Um dia, ao atravessar uma floresta, viu um homem que estivera meditando
por tanto tempo, na mesma posição, que as formigas brancas
tinham construído, em torno de seu corpo, um grande monte de terra.
Ele perguntou a Nârada:
- Para onde vais?
- Vou para o céu, respondeu o iogue.
- Pede, então, a Deus que tenha piedade de mim para que possa alcançar
a libertação.
Mais adiante, Nârada viu outro homem, que
saltava, cantava e dançava, e que também lhe perguntou:
- Para onde vais, ó Nârada?
Diante da mesma resposta, ele lhe suplicou, aos soluços:
- Pede a Deus que me liberte.
Com o correr do tempo, Nârada tornou a passar pelo mesmo caminho
e lá estava o homem, ainda meditando e jejuando em meio às
formigas que, então, já tinham construído um ninho
que o cobria totalmente. Este lhe indagou:
- Pediste por mim ao Senhor?
- Pedi, sim, respondeu o iogue.
- E que disse Ele?
- O Senhor me disse que alcançarás a libertação
dentro de cem anos.
Então o homem começou a gemer e a lamentar-se, dizendo:
- Meditei a ponto de as formigas construírem sua casa em torno
a mim e ainda terei que esperar cem anos para me sentir livre?

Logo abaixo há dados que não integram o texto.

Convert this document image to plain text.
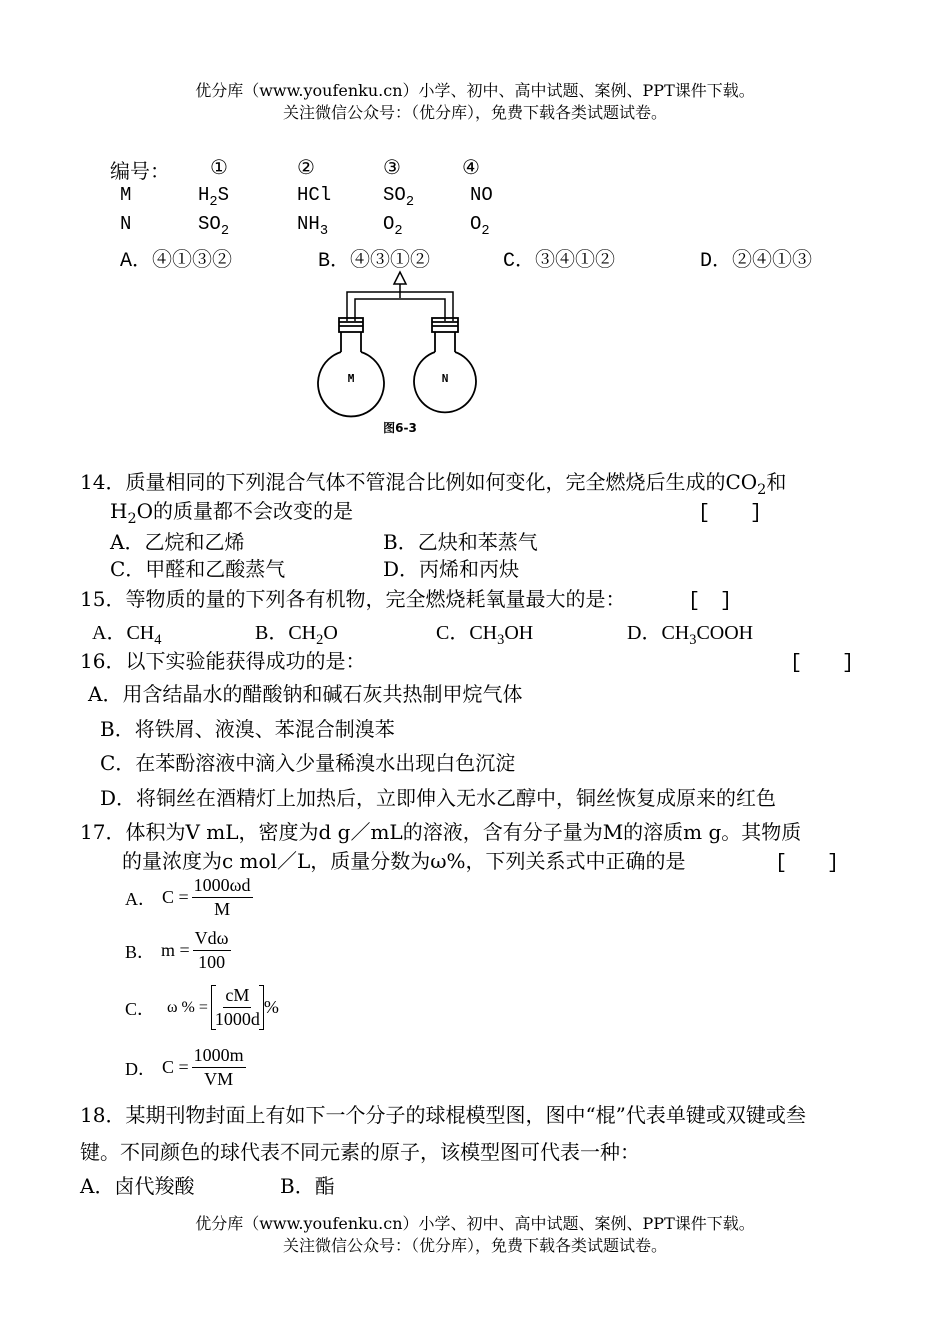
优分库（www.youfenku.cn）小学、初中、高中试题、案例、PPT课件下载。
关注微信公众号：（优分库），免费下载各类试题试卷。
编号： ①	②	③	④
M	$H_2S$	HCl	$SO_2$	NO
N	$SO_2$	$NH_3$	$O_2$	$O_2$
A．④①③②	B．④③①②	C．③④①②	D．②④①③
M	N
图6-3
14．质量相同的下列混合气体不管混合比例如何变化，完全燃烧后生成的$CO_2$和
$H_2O$的质量都不会改变的是	[　　]
A．乙烷和乙烯	B．乙炔和苯蒸气
C．甲醛和乙酸蒸气	D．丙烯和丙炔
15．等物质的量的下列各有机物，完全燃烧耗氧量最大的是：	[　]
A．$CH_4$	B．$CH_2O$	C．$CH_3OH$	D．$CH_3COOH$
16．以下实验能获得成功的是：	[　　]
A．用含结晶水的醋酸钠和碱石灰共热制甲烷气体
B．将铁屑、液溴、苯混合制溴苯
C．在苯酚溶液中滴入少量稀溴水出现白色沉淀
D．将铜丝在酒精灯上加热后，立即伸入无水乙醇中，铜丝恢复成原来的红色
17．体积为V mL，密度为d g／mL的溶液，含有分子量为M的溶质m g。其物质
的量浓度为c mol／L，质量分数为ω%，下列关系式中正确的是	[　　]
A． $C = \frac{1000\omega d}{M}$
B． $m = \frac{\text{Vdω}}{100}$
C． ω % = $\frac{cM}{1000d}$ %
D． $C = \frac{1000m}{VM}$
18．某期刊物封面上有如下一个分子的球棍模型图，图中“棍”代表单键或双键或叁
键。不同颜色的球代表不同元素的原子，该模型图可代表一种：
A．卤代羧酸	B．酯
优分库（www.youfenku.cn）小学、初中、高中试题、案例、PPT课件下载。
关注微信公众号：（优分库），免费下载各类试题试卷。
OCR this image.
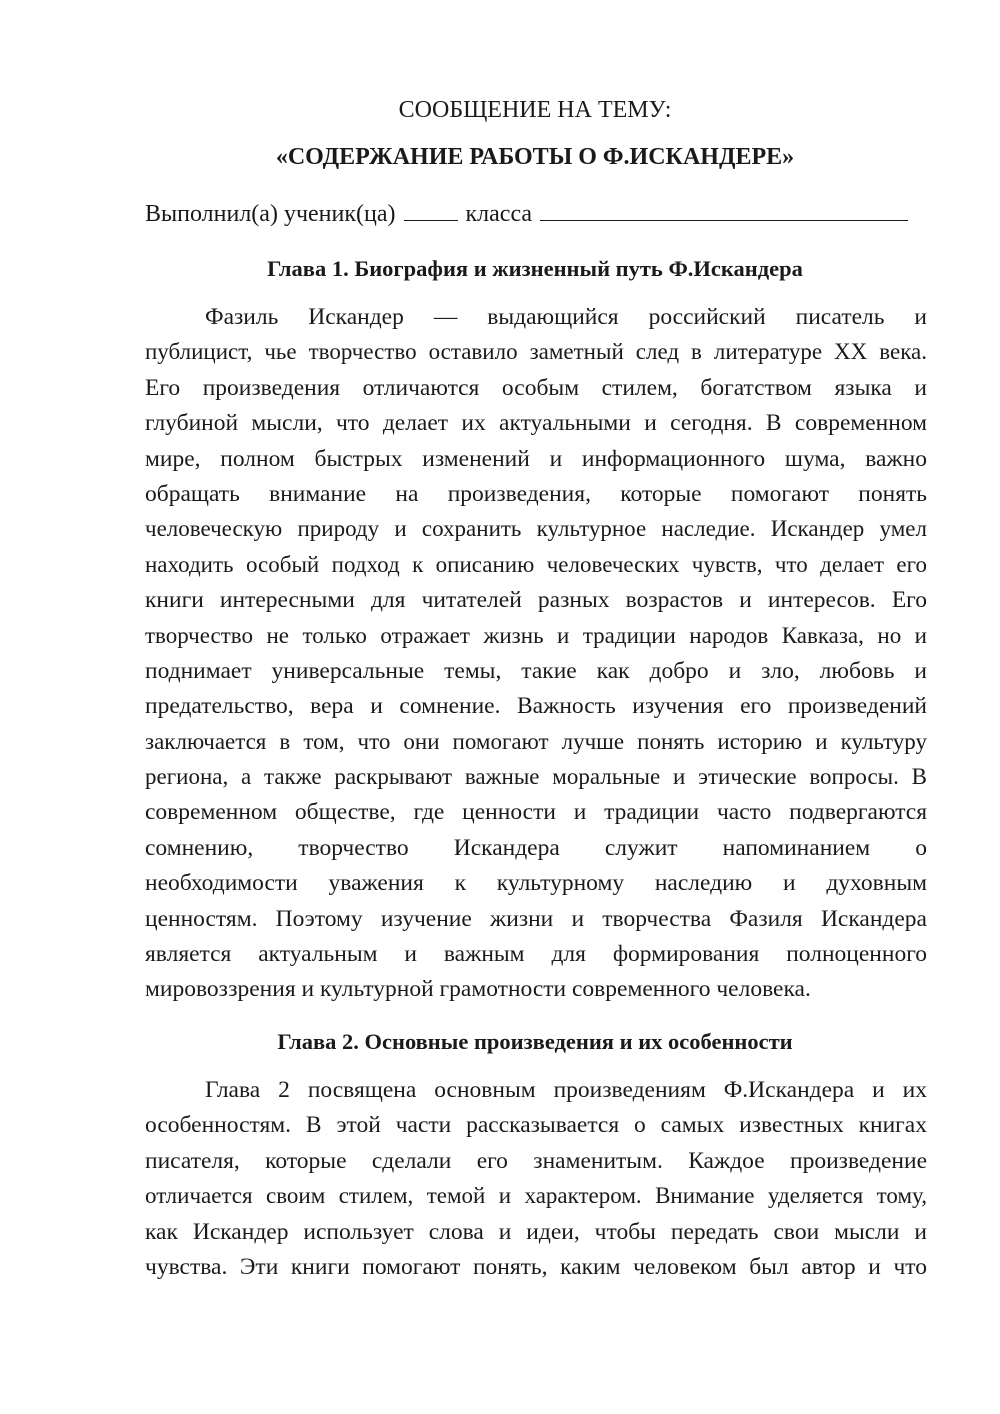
СООБЩЕНИЕ НА ТЕМУ:
«СОДЕРЖАНИЕ РАБОТЫ О Ф.ИСКАНДЕРЕ»
Выполнил(а) ученик(ца)	класса
Глава 1. Биография и жизненный путь Ф.Искандера
Фазиль Искандер — выдающийся российский писатель и
публицист, чье творчество оставило заметный след в литературе XX века.
Его произведения отличаются особым стилем, богатством языка и
глубиной мысли, что делает их актуальными и сегодня. В современном
мире, полном быстрых изменений и информационного шума, важно
обращать внимание на произведения, которые помогают понять
человеческую природу и сохранить культурное наследие. Искандер умел
находить особый подход к описанию человеческих чувств, что делает его
книги интересными для читателей разных возрастов и интересов. Его
творчество не только отражает жизнь и традиции народов Кавказа, но и
поднимает универсальные темы, такие как добро и зло, любовь и
предательство, вера и сомнение. Важность изучения его произведений
заключается в том, что они помогают лучше понять историю и культуру
региона, а также раскрывают важные моральные и этические вопросы. В
современном обществе, где ценности и традиции часто подвергаются
сомнению, творчество Искандера служит напоминанием о
необходимости уважения к культурному наследию и духовным
ценностям. Поэтому изучение жизни и творчества Фазиля Искандера
является актуальным и важным для формирования полноценного
мировоззрения и культурной грамотности современного человека.
Глава 2. Основные произведения и их особенности
Глава 2 посвящена основным произведениям Ф.Искандера и их
особенностям. В этой части рассказывается о самых известных книгах
писателя, которые сделали его знаменитым. Каждое произведение
отличается своим стилем, темой и характером. Внимание уделяется тому,
как Искандер использует слова и идеи, чтобы передать свои мысли и
чувства. Эти книги помогают понять, каким человеком был автор и что
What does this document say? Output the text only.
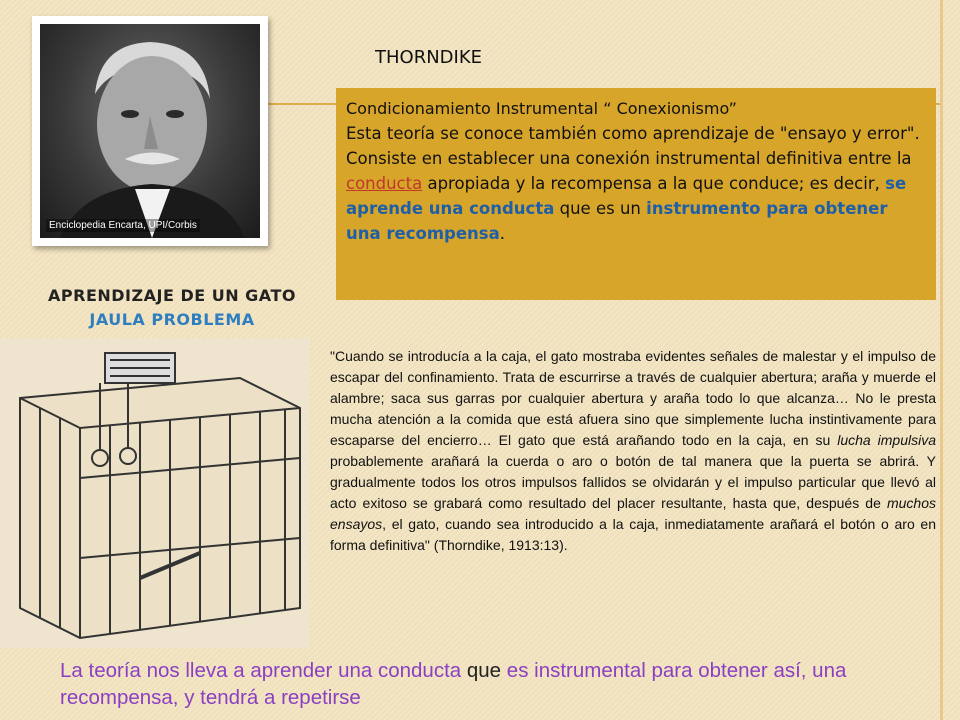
Enciclopedia Encarta, UPI/Corbis
THORNDIKE
Condicionamiento Instrumental “ Conexionismo”
Esta teoría se conoce también como aprendizaje de "ensayo y error".
Consiste en establecer una conexión instrumental definitiva entre la conducta apropiada y la recompensa a la que conduce; es decir, se aprende una conducta que es un instrumento para obtener una recompensa.
APRENDIZAJE DE UN GATO
JAULA PROBLEMA
"Cuando se introducía a la caja, el gato mostraba evidentes señales de malestar y el impulso de escapar del confinamiento. Trata de escurrirse a través de cualquier abertura; araña y muerde el alambre; saca sus garras por cualquier abertura y araña todo lo que alcanza… No le presta mucha atención a la comida que está afuera sino que simplemente lucha instintivamente para escaparse del encierro… El gato que está arañando todo en la caja, en su lucha impulsiva probablemente arañará la cuerda o aro o botón de tal manera que la puerta se abrirá. Y gradualmente todos los otros impulsos fallidos se olvidarán y el impulso particular que llevó al acto exitoso se grabará como resultado del placer resultante, hasta que, después de muchos ensayos, el gato, cuando sea introducido a la caja, inmediatamente arañará el botón o aro en forma definitiva" (Thorndike, 1913:13).
La teoría nos lleva a aprender una conducta que es instrumental para obtener así, una recompensa, y tendrá a repetirse
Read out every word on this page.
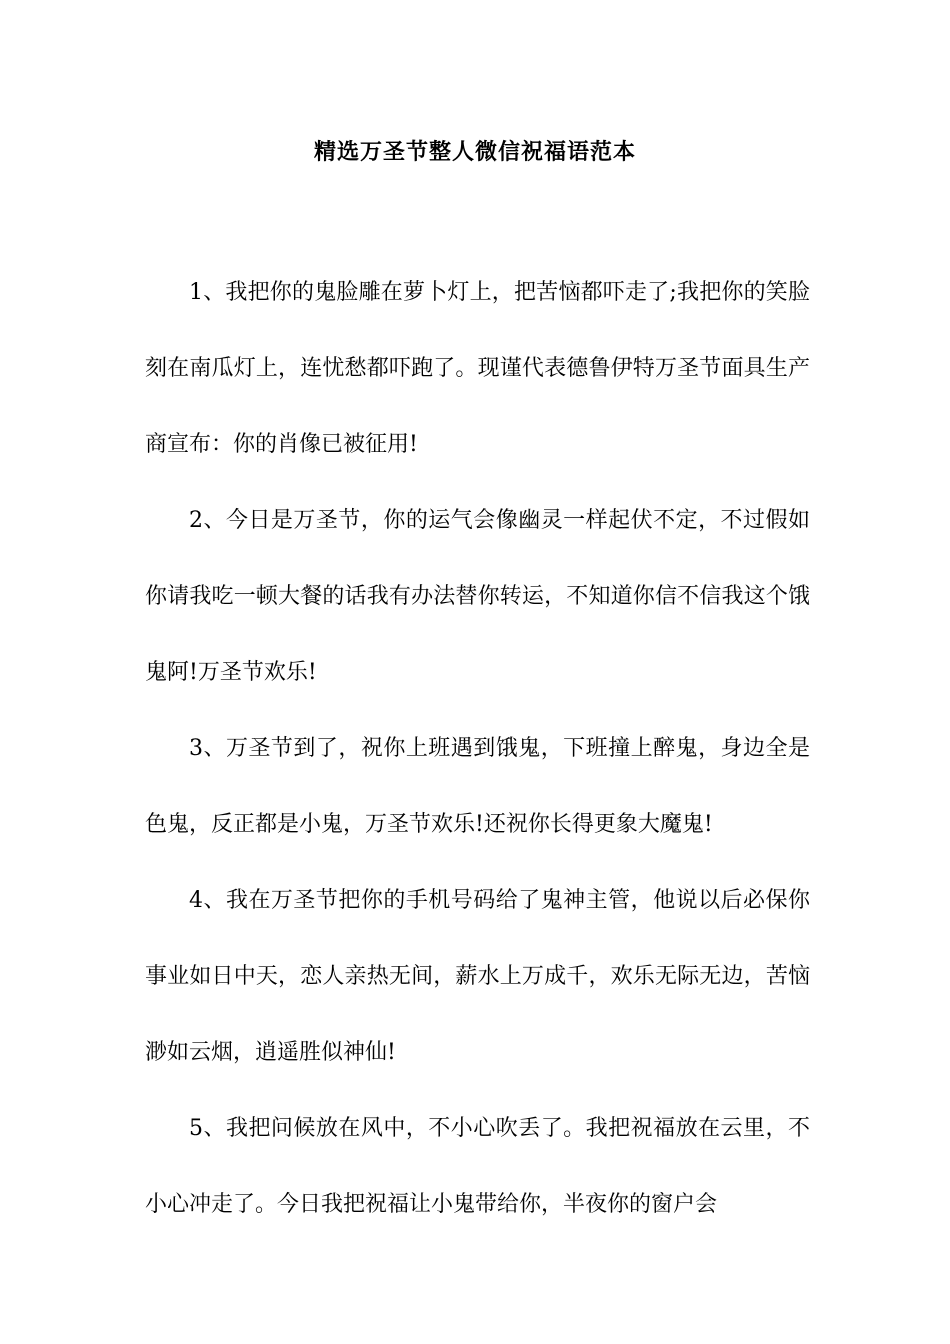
精选万圣节整人微信祝福语范本

1、我把你的鬼脸雕在萝卜灯上，把苦恼都吓走了;我把你的笑脸刻在南瓜灯上，连忧愁都吓跑了。现谨代表德鲁伊特万圣节面具生产商宣布：你的肖像已被征用!

2、今日是万圣节，你的运气会像幽灵一样起伏不定，不过假如你请我吃一顿大餐的话我有办法替你转运，不知道你信不信我这个饿鬼阿!万圣节欢乐!

3、万圣节到了，祝你上班遇到饿鬼，下班撞上醉鬼，身边全是色鬼，反正都是小鬼，万圣节欢乐!还祝你长得更象大魔鬼!

4、我在万圣节把你的手机号码给了鬼神主管，他说以后必保你事业如日中天，恋人亲热无间，薪水上万成千，欢乐无际无边，苦恼渺如云烟，逍遥胜似神仙!

5、我把问候放在风中，不小心吹丢了。我把祝福放在云里，不小心冲走了。今日我把祝福让小鬼带给你，半夜你的窗户会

Nârada seguiu seu caminho e encontrou o outro homem, aquele que
dançava.
- Suplicaste a Deus o que te pedi?
- Claro, pedi, sim. Vês aquele tamarindeiro copado e coberto de
milhares de folhas? Pois bem, Ele me garantiu que terás de viver
tantos anos quanto somarem as folhas daquela árvore e, então,
experimentarás a libertação.
O homem recomeçou a dançar ainda mais, de tanta alegria,
exclamando:
- Ai que bom! Tão pouco tempo e já estarei livre!
Ouviu-se, então, uma voz:
- Meu filho, desde este momento, já és um homem livre.
"Quando jejuardes, não fiqueis tristes como os hipócritas,
que desfiguram o rosto para os homens verem que estão jejuando.
Em verdade vos digo: eles já receberam a recompensa. Mas, quando
jejuares, lava o rosto e põe perfume na cabeça, para os
homens não perceberem que estás jejuando, mas somente
o Pai, que está no oculto. E o Pai, que vê no oculto, te
dará a recompensa" (Jesus em Mt 6,16-18). Os ensinamentos
dos grandes mestres espirituais encarecem o jejum, as penitências,
a oração, contanto que não entristeçam quem
os faz, nem causem compaixão ou riso em quem os vê. Há
muitos exercícios espirituais que só aproveitam à
vaidade de quem os pratica, fazendo deles artistas da piedade e não
homens-de-Deus. Tudo que produz e leva à tristeza vem do diabo
e cria inferno. Deus é fonte de paz, de dança, de felicidade,
de música, de pulos de alegria.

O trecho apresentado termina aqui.